It’s not just being thirsty that makes mice eat salt—only when the angiotensin signal is present does turning on salt-craving cells make them lick salt, not when they’re just dehydrated.
Scientific Claim
The synergy between angiotensin II and NTSHSD2 neuron activation to drive sodium appetite is specific to angiotensin signaling and not due to thirst, as hyperosmotic thirst-inducing stimuli fail to enable salt appetite even when NTSHSD2 neurons are activated.
Original Statement
“To confirm the role of ATII signaling... neither NaCl nor sucrose, unlike H2O restriction, enabled increased consumption of 3% NaCl in response to NTSHSD2 neuron stimulation.”

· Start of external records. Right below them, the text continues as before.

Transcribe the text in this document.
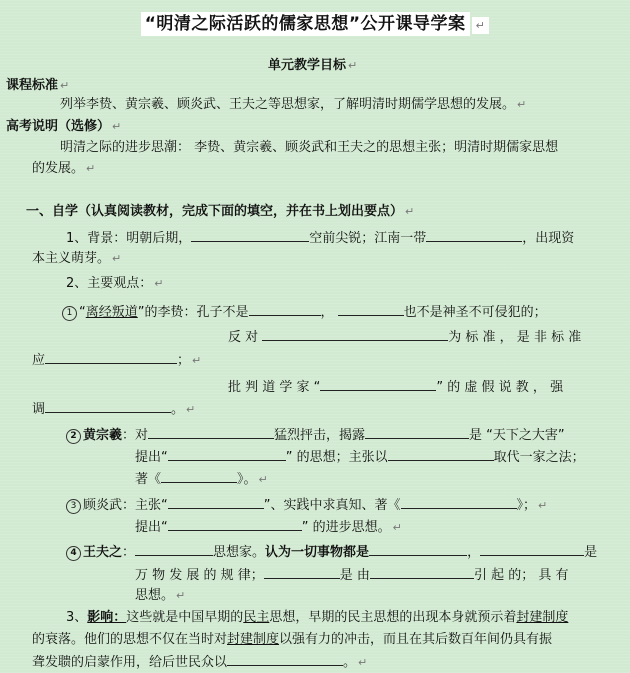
“明清之际活跃的儒家思想”公开课导学案 ↵
单元教学目标 ↵
课程标准 ↵
列举李贽、黄宗羲、顾炎武、王夫之等思想家，了解明清时期儒学思想的发展。 ↵
高考说明（选修） ↵
明清之际的进步思潮： 李贽、黄宗羲、顾炎武和王夫之的思想主张；明清时期儒家思想
的发展。 ↵
一、自学（认真阅读教材，完成下面的填空，并在书上划出要点） ↵
1、背景：明朝后期，	空前尖锐；江南一带	，出现资
本主义萌芽。 ↵
2、主要观点： ↵
1 “离经叛道”的李贽：孔子不是	，	也不是神圣不可侵犯的；
反 对	为 标 准 ， 是 非 标 准
应	； ↵
批 判 道 学 家 “	” 的 虚 假 说 教 ， 强
调	。 ↵
2 黄宗羲：对	猛烈抨击，揭露	是 “天下之大害”
提出“	” 的思想；主张以	取代一家之法；
著《	》。 ↵
3 顾炎武：主张“	”、实践中求真知、著《	》； ↵
提出“	” 的进步思想。 ↵
4 王夫之：	思想家。认为一切事物都是	，	是
万 物 发 展 的 规 律；	是 由	引 起 的； 具 有
思想。 ↵
3、影响：这些就是中国早期的民主思想，早期的民主思想的出现本身就预示着封建制度
的衰落。他们的思想不仅在当时对封建制度以强有力的冲击，而且在其后数百年间仍具有振
聋发聩的启蒙作用，给后世民众以	。 ↵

Evidence Quality Assessment
Claim Status
appropriately stated
Study Design Support
Design supports claim
Appropriate Language Strength
definitive
Can make definitive causal claims
Assessment Explanation
The study directly compares two types of thirst (angiotensin-mediated vs. osmotic) and shows only the former enables salt appetite with NTSHSD2 activation, providing strong evidence for specificity.
Evidence from Studies
Supporting (1)
The study shows that your brain needs two signals together—angiotensin II and active NTSHSD2 neurons—to make you crave salt. Just making you thirsty with salty water doesn’t trigger salt cravings, even if those brain cells are active, which means it’s not about thirst—it’s a special salt-craving system.